Sechs Jahre lang hat Bodo Kirchhoff an seinem Roman “Die Liebe in groben Zügen” gearbeitet. Entstanden ist dabei ein Roman, der beinahe 700 Seiten umfasst. Auf diesen 700 Seiten versammelt der Autor eine Vielzahl an unterschiedlichen Handlungssträngen und Fäden, die trotz ihrer Fülle alle beinahe schon auf wundersame Weise in einander greifen und sich gegenseitig ergänzen. Bei dieser Ideenvielfalt erstaunt es kaum, dass der Autor sich an einer Stelle im Roman sogar seinen eigenen Auftritt verschafft. Besonders beeindruckt hat mich die Geschichte von Franz und Klara, die bereits so viele Jahrhunderte zurückliegt, doch in die heutige Welt eingewoben wird, als würde sie dahin gehören. Bodo Kirchhoff spart nicht an Anspielungen und Verweisen, so ist es auch kein Zufall, dass Vila und Renz bevorzugt im ehemaligen Hotelzimmer von André Gide nächtigen.

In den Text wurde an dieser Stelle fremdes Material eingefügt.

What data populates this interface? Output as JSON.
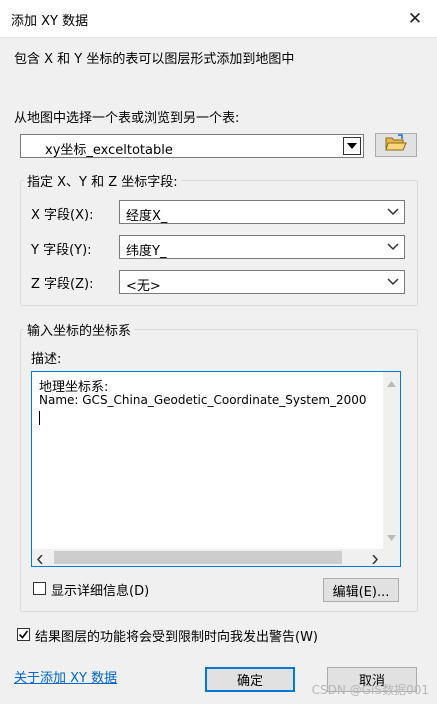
{
  "window": {
    "title": "添加 XY 数据"
  },
  "intro": "包含 X 和 Y 坐标的表可以图层形式添加到地图中",
  "table_select": {
    "label": "从地图中选择一个表或浏览到另一个表:",
    "value": "xy坐标_exceltotable"
  },
  "fields": {
    "group_label": "指定 X、Y 和 Z 坐标字段:",
    "x_label": "X 字段(X):",
    "x_value": "经度X_",
    "y_label": "Y 字段(Y):",
    "y_value": "纬度Y_",
    "z_label": "Z 字段(Z):",
    "z_value": "<无>"
  },
  "coord": {
    "group_label": "输入坐标的坐标系",
    "desc_label": "描述:",
    "line1": "地理坐标系:",
    "line2": " Name: GCS_China_Geodetic_Coordinate_System_2000",
    "show_details": "显示详细信息(D)",
    "edit_button": "编辑(E)..."
  },
  "warning_check": "结果图层的功能将会受到限制时向我发出警告(W)",
  "about_link": "关于添加 XY 数据",
  "ok_button": "确定",
  "cancel_button": "取消",
  "watermark": "CSDN @GIS数据001",
  "icons": {
    "close": "close-icon",
    "browse": "open-folder-icon",
    "dropdown": "chevron-down-icon"
  }
}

Hauptthema des Romans ist natürlich die Liebe, die alt bewährte Liebe zwischen einem Ehepaar wie Vila und Renz, das schon so lange zusammenlebt, aber auch die frisch entfesselte Liebe, wie die zu Kristian Bühl. An einer Stelle im Roman fragt sich Vila: “[…] war sie krank, neben der Spur, von allen guten Geistern verlassen”? Vila hat gemeinsam mit Bühl einen Zustand an Glück und Zufriedenheit erreicht, der nicht für die Ewigkeit bestimmt ist, der ihr aber erlaubt in einer Tiefe zu fühlen, in der viele Menschen ihr Leben lang nicht fühlen. Wie hoch ist der Preis, den man bereit ist, dafür zu zahlen?

Bodo Kirchhoff webt in “Die Liebe in groben Zügen” einen weit verzweigten Erzählteppich, der mich als Leser förmlich verschluckt und verschlungen hat. Die beschriebenen Personen sind untereinander so vielfältig miteinander verbunden und auch die Geschichte reicht von Frankfurt über Italien bis nach Havanna. Auf einem hohen literarischen Niveau seziert Bodo Kirchhoff in seiner Geschichte die Liebe, die also ganz und gar nicht in groben Zügen beschrieben wird, sondern ganz im Gegenteil: beinahe ausufernd wird ihr Zustand untersucht, doch dabei bleibt der Roman immer fesselnd. Dies ist großartige deutsche Literatur und ich wünsche Bodo Kirchhoff und seinem Roman möglichst viele Leser.